En realidad no sé qué doblegó más a ese hombre, si el estallido de mi grito o el golpe en la cabeza que le propiné con una de las bases flojas que sostenía la cama, el caso es que al mirar la sangre salir de su cabeza, y mi decisión por acabar de reventársela, hizo que saliera corriendo del cuarto y le reclamara a mamá, en esas nos dimos cuenta que el trato se había cerrado por ochenta mil pesos, y transaban el cuerpo aún no tocado de mi hermana. Mamá le pasó unos billetes al hombre y este salió de la casa, tumbando todo aquello que en su paso se atravesaba. Desde entonces ese olor de mamá, el mismo que hoy me impregna, el mismo que rodeaba al viejo ese, ha sido lo que alejó de mi compañía a Beatriz, en aquellas tardes soleadas contemplando a mamá mientras la teníamos cerca.

Ojalá las cosas no hubieran sido así, y este eterno silencio que me acompaña fuera interrumpido por el bullicio y las luces incandescentes de la autoridad, es más, quisiera que en verdad todo esto hiciera parte de un episodio más de alguna pesadilla. Sólo sé que corrí rápidamente, no razonaba, no quería hacerlo. Llegue al cuarto de mamá y encontré su bolso dorado, lo abrí y tome la vieja pistola que se atoraba con el crucifijo como queriendo impedir mi acto, la cogí, y corrí, y en cada paso mi ira aumentaba, y la imagen se volvía reiterativa, busqué en toda la casa, pero ya no había nadie.

Salí a la calle, y camine lentamente por la avenida principal, atravesé la panamericana y llegué a un pequeño bar, de mal aspecto, oscuro. Sabía que había llegado, pues aunque hoy el letrero de ladys, se encontraba cubierto por la publicidad electoral de un candidato de izquierda con el lema mano firme corazón grande, podía reconocer ese olor. Entré, ocultándome en medio de algunos bohemios, y borrachos que disfrutaban del placer del pecado. Llegue hasta la barra, y me dejé conducir por los recuerdos más lejanos de mi infancia, cuando vine aquí por primera y única vez. Atravesé el pasillo, y mi memoria me detuvo en la segunda de las tres puertas blancas que reposaban en ese lúgubre espacio.

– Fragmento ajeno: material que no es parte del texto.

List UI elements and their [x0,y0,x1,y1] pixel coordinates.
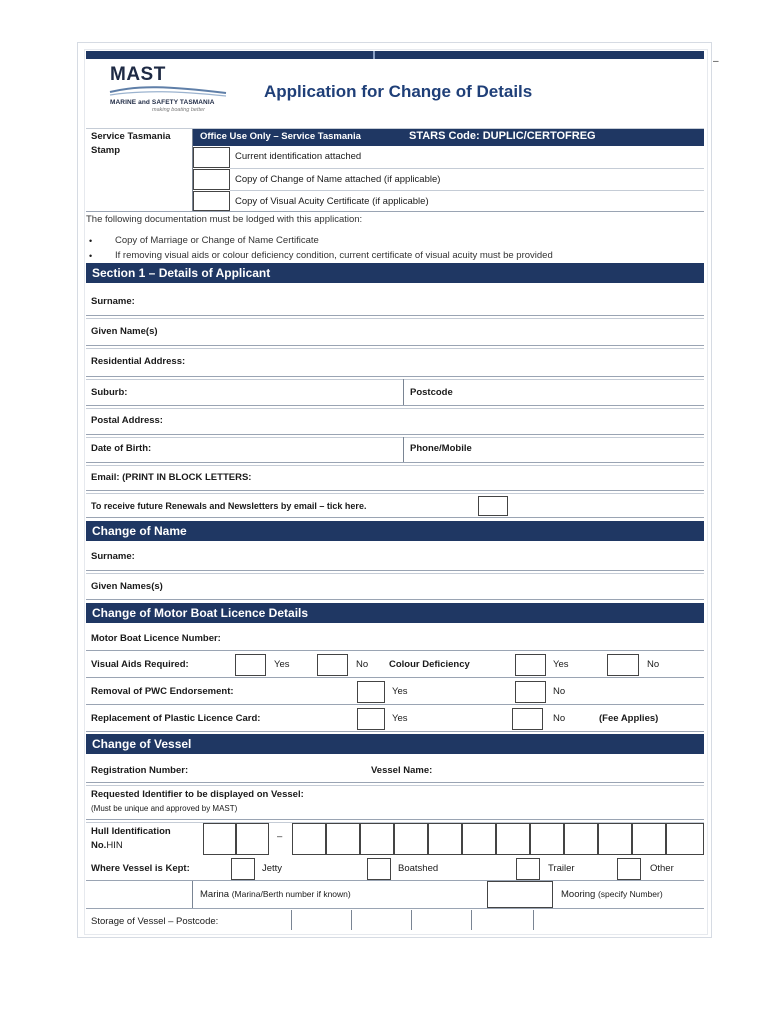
hin-cell[interactable] [564,823,598,855]
newsletter-checkbox[interactable] [478,496,508,516]
hin-cell[interactable] [292,823,326,855]
rule [86,211,704,212]
boatshed-checkbox[interactable] [367,858,391,880]
rule [86,517,704,518]
vessel-title: Change of Vessel [92,737,192,751]
stamp-label: Service Tasmania [91,131,171,142]
section1-title: Section 1 – Details of Applicant [92,266,271,280]
mooring-label [561,889,663,900]
hin-cell[interactable] [462,823,496,855]
postcode-cell[interactable] [351,910,352,930]
pwc-no-label: No [553,686,566,697]
boatshed-label: Boatshed [398,863,439,874]
given-name-label: Given Name(s) [91,326,158,337]
check-id-label: Current identification attached [235,151,362,162]
field-line[interactable] [86,315,704,316]
hin-dash: – [277,831,283,842]
office-use-bar [193,129,704,146]
hin-cell[interactable] [598,823,632,855]
rule [86,348,704,349]
other-label: Other [650,863,674,874]
field-line[interactable] [86,405,704,406]
form-title: Application for Change of Details [264,82,533,101]
rule [230,190,704,191]
replacement-no-checkbox[interactable] [512,708,543,730]
office-use-label: Office Use Only – Service Tasmania [200,131,361,142]
bullet-icon: • [89,236,93,246]
marina-note: (Marina/Berth number if known) [231,889,351,899]
new-surname-label: Surname: [91,551,135,562]
postcode-label: Postcode [410,387,453,398]
storage-label: Storage of Vessel – Postcode: [91,916,219,927]
jetty-label: Jetty [262,863,283,874]
marina-label [200,889,351,900]
colour-no-checkbox[interactable] [607,654,639,676]
check-acuity-box[interactable] [193,191,230,211]
hin-label: Hull Identification [91,826,171,837]
cell-divider [403,437,404,463]
hin-cell[interactable] [326,823,360,855]
field-line[interactable] [86,570,704,571]
trailer-label: Trailer [548,863,575,874]
hin-cell[interactable] [394,823,428,855]
rule [86,437,704,438]
check-id-box[interactable] [193,147,230,168]
colour-deficiency-label: Colour Deficiency [389,659,470,670]
hin-cell[interactable] [203,823,236,855]
rule [86,379,704,380]
cell-divider [192,881,193,908]
rule [86,408,704,409]
hin-abbr: HIN [106,840,123,851]
hin-cell[interactable] [360,823,394,855]
replacement-no-label: No [553,713,566,724]
check-name-label: Copy of Change of Name attached (if applicable) [235,174,441,185]
vessel-header [86,734,704,754]
licence-header [86,603,704,623]
mooring-text: Mooring [561,889,596,900]
replacement-label: Replacement of Plastic Licence Card: [91,713,261,724]
visual-aids-yes-label: Yes [274,659,290,670]
rule [86,785,704,786]
marina-checkbox[interactable] [487,881,553,908]
postcode-cell[interactable] [411,910,412,930]
dob-label: Date of Birth: [91,443,152,454]
other-checkbox[interactable] [617,858,641,880]
new-given-label: Given Names(s) [91,581,163,592]
field-line[interactable] [86,490,704,491]
pwc-label: Removal of PWC Endorsement: [91,686,234,697]
visual-aids-label: Visual Aids Required: [91,659,189,670]
rule [86,465,704,466]
vessel-name-label: Vessel Name: [371,765,433,776]
hin-no: No. [91,840,107,851]
rule [86,908,704,909]
rule [230,168,704,169]
jetty-checkbox[interactable] [231,858,255,880]
colour-yes-label: Yes [553,659,569,670]
bullet-icon: • [89,251,93,261]
cell-divider [403,379,404,406]
replacement-yes-label: Yes [392,713,408,724]
field-line[interactable] [86,376,704,377]
check-acuity-label: Copy of Visual Acuity Certificate (if applicable) [235,196,429,207]
hin-cell[interactable] [428,823,462,855]
hin-cell[interactable] [236,823,269,855]
mooring-note: (specify Number) [597,889,663,899]
docs-item: If removing visual aids or colour deficiency condition, current certificate of visual acuity must be provided [115,250,553,261]
logo-wave-icon [108,84,228,100]
pwc-no-checkbox[interactable] [515,681,546,703]
change-name-header [86,521,704,541]
visual-aids-no-label: No [356,659,369,670]
rule [86,704,704,705]
postcode-cell[interactable] [291,910,292,930]
registration-label: Registration Number: [91,765,189,776]
rule [86,493,704,494]
licence-title: Change of Motor Boat Licence Details [92,606,309,620]
field-line[interactable] [86,819,704,820]
logo-subtitle: MARINE and SAFETY TASMANIA [110,99,215,106]
change-name-title: Change of Name [92,524,187,538]
logo-wordmark: MAST [110,64,166,85]
field-line[interactable] [86,782,704,783]
colour-no-label: No [647,659,660,670]
rule [86,731,704,732]
field-line[interactable] [86,462,704,463]
trailer-checkbox[interactable] [516,858,540,880]
hin-cell[interactable] [632,823,666,855]
logo-tagline: making boating better [152,107,205,113]
postal-address-label: Postal Address: [91,415,163,426]
hin-label-2 [91,840,123,851]
field-line[interactable] [86,345,704,346]
colour-yes-checkbox[interactable] [515,654,546,676]
identifier-label: Requested Identifier to be displayed on Vessel: [91,789,304,800]
newsletter-label: To receive future Renewals and Newsletters by email – tick here. [91,501,367,511]
residential-address-label: Residential Address: [91,356,186,367]
rule [86,573,704,574]
visual-aids-no-checkbox[interactable] [317,654,348,676]
pwc-yes-checkbox[interactable] [357,681,385,703]
phone-label: Phone/Mobile [410,443,472,454]
postcode-cell[interactable] [533,910,534,930]
corner-dash: – [713,56,719,67]
field-line[interactable] [86,599,704,600]
stamp-label-2: Stamp [91,145,121,156]
field-line[interactable] [86,434,704,435]
field-line[interactable] [86,650,704,651]
section1-header [86,263,704,283]
email-label: Email: (PRINT IN BLOCK LETTERS: [91,472,252,483]
rule [86,880,704,881]
suburb-label: Suburb: [91,387,128,398]
rule [86,677,704,678]
fee-note: (Fee Applies) [599,713,659,724]
top-rule [86,51,704,59]
hin-cell[interactable] [530,823,564,855]
postcode-cell[interactable] [471,910,472,930]
surname-label: Surname: [91,296,135,307]
hin-cell[interactable] [496,823,530,855]
stars-code: STARS Code: DUPLIC/CERTOFREG [409,130,596,142]
docs-intro: The following documentation must be lodged with this application: [86,214,363,225]
check-name-box[interactable] [193,169,230,190]
pwc-yes-label: Yes [392,686,408,697]
replacement-yes-checkbox[interactable] [357,708,385,730]
marina-text: Marina [200,889,230,900]
visual-aids-yes-checkbox[interactable] [235,654,266,676]
rule [86,318,704,319]
hin-cell[interactable] [666,823,704,855]
licence-number-label: Motor Boat Licence Number: [91,633,221,644]
docs-item: Copy of Marriage or Change of Name Certificate [115,235,319,246]
identifier-note: (Must be unique and approved by MAST) [91,804,238,813]
kept-label: Where Vessel is Kept: [91,863,190,874]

Abrí sin tocar, y sobre la cama estaba el brasier de Beatriz, no había nadie, así que salí, pero a mitad del pasillo, vi a un hombre que reconocí en la distancia, el viejo que intentó abusar de mi hermana, él también me reconoció y emprendió la carrera, atravesó el salón principal y tomó un camino que no pude descifrar.

Impotente los recuerdos se volvían cada vez más fuertes, más detallados, ya no eran sólo imágenes, eran olores, colores. En verdad no sé cómo sucedió todo, cuando desperté, producto de algo que podría ser un presentimiento, fui a su cuarto y la miré tirada sobre el suelo, como si se hubiera caído de la cama, pero sobre sus piernas destilaba sangre, al igual que en las sábanas y en la pared, las ropas delicadamente acomodadas en la mesa junto al radio, su blusa y tanga están como si no se hubiese dado algún forcejeo, su rostro impregnado de un tipo de fluido que parecía vomito pero blanco y una respiración tan leve que se perdía cada vez más desaparecer.

Mi mente volvió al bar, y su silueta se dibujó cerca a la puerta de salida, entonces saqué la pistola que había ocultado en medio de mi pantalón, sin decir una palabra, salió corriendo, al sentir la culpa del pecado que perturba su cabeza. Salí entonces a la calle y miré que tan sólo había avanzado unos metros, así que estire mi brazo y apunte a su cabeza, disparé. Esto no debió ser así, por eso disfruto por última vez el olor de su cuerpo, ese aroma a agua de flores, tabaco y alcohol que me hacía sentir cerca de ella, mientras la sangre recorre ese vestido ceñido que tanto gustaba y agradezco que esa pistola tuviese dos balas, una para mamá que sin remordimiento lo hice y una para mí, para no olvidar su olor.